I voti del "centro" politico sembrano spariti: il Pd non sfonda, l'Udc fatica a entrare in parlamento, nel centro-destra va forte soprattutto la Lega. E i moderati dove si sono accasati? «Ma ci sono i moderati?», obietta De Rita che spiega: «L'americanizzazione della società ha portato con sé una crisi del ceto medio e una sorta di populismo "attratto" dagli abbienti». Vuol dire che più il cittadino si sente povero, più si sente rappresentato dal ricco? «Proprio così – risponde il sociologo del Censis –. In Italia la crisi del ceto medio ha prodotto un impoverimento della società e, in politica, la fine della Democrazia cristiana. Ora, poiché non c'è la forza di costruire un'alternativa al ceto medio, si assiste a questo fenomeno dell'attrazione che i poveri provano nei confronti dei ricchi».

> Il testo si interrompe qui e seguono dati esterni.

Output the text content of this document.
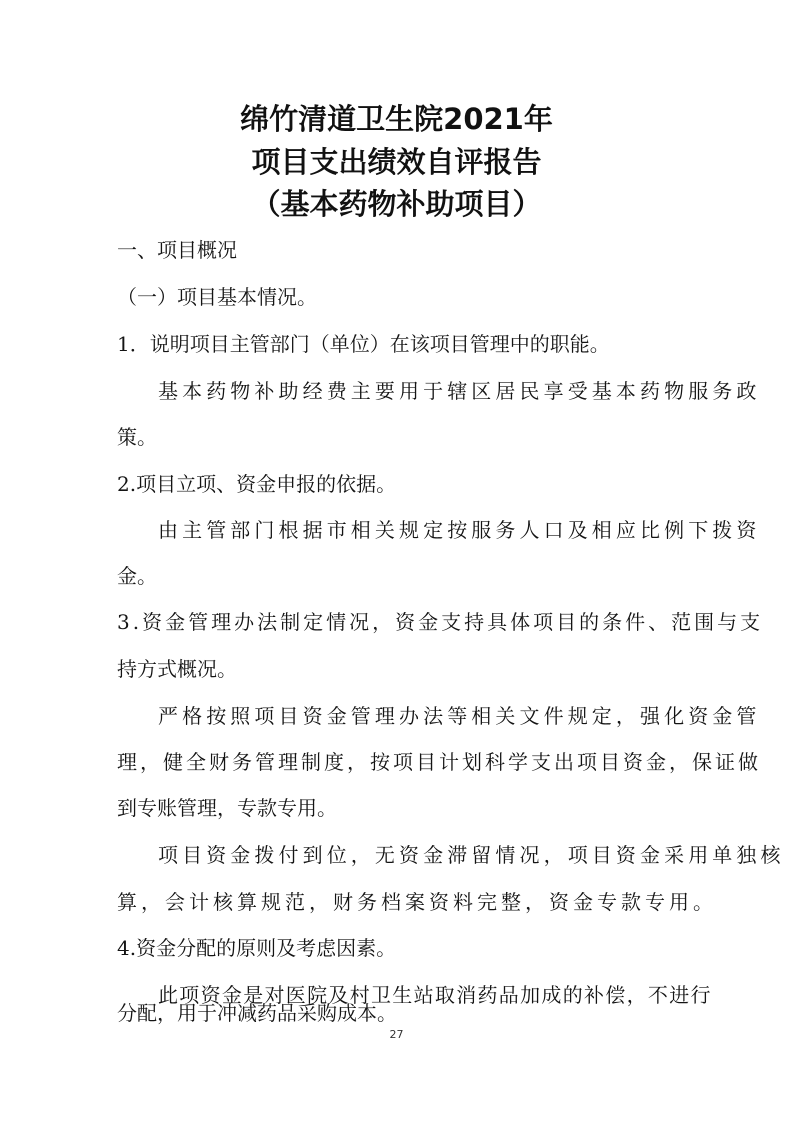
绵竹清道卫生院2021年
项目支出绩效自评报告
（基本药物补助项目）
一、项目概况
（一）项目基本情况。
1．说明项目主管部门（单位）在该项目管理中的职能。
基本药物补助经费主要用于辖区居民享受基本药物服务政
策。
2.项目立项、资金申报的依据。
由主管部门根据市相关规定按服务人口及相应比例下拨资
金。
3.资金管理办法制定情况，资金支持具体项目的条件、范围与支
持方式概况。
严格按照项目资金管理办法等相关文件规定，强化资金管
理，健全财务管理制度，按项目计划科学支出项目资金，保证做
到专账管理，专款专用。
项目资金拨付到位，无资金滞留情况，项目资金采用单独核
算，会计核算规范，财务档案资料完整，资金专款专用。
4.资金分配的原则及考虑因素。
此项资金是对医院及村卫生站取消药品加成的补偿，不进行
分配，用于冲减药品采购成本。
27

Qualcuno dirà che ha vinto l'Italia dei furbi, degli evasori fiscali che poi fanno i condoni, di quelli che parcheggiano in seconda fila. «Se la politica è consenso – obietta il professore – non può fondarsi su giudizi morali. Come ha fatto la stampa estera in queste settimane e come fa spesso la sinistra. La sfida è diversa: la politica deve capire che per coagulare interessi non ci si può più fondare su "fincature" verticali ma bisogna puntare su una sorta di "neocomunitarismo". Non in senso olivettiano ma leghista, per coalizzare gli interessi in modo preciso. E il Pd farebbe bene a partire dal territorio in vista delle amministrative del 2010».
La tanto agognata governabilità sembra intanto assicurata. «Già, il Parlamento è blindato – ragiona De Rita – e penso che Giulio Tremonti non avrà grossi problemi a far passare i provvedimenti di bilancio. I problemi li avrà invece chi dovrà governare le opere pubbliche che scatenano le reazioni delle comunità locali. Perché il consenso non si costruisce sul deficit e sulle reazioni di Almunia a Bruxelles, ma sui posti di lavoro o sul valore del lotto di terra che deve essere espropriato per fare una strada».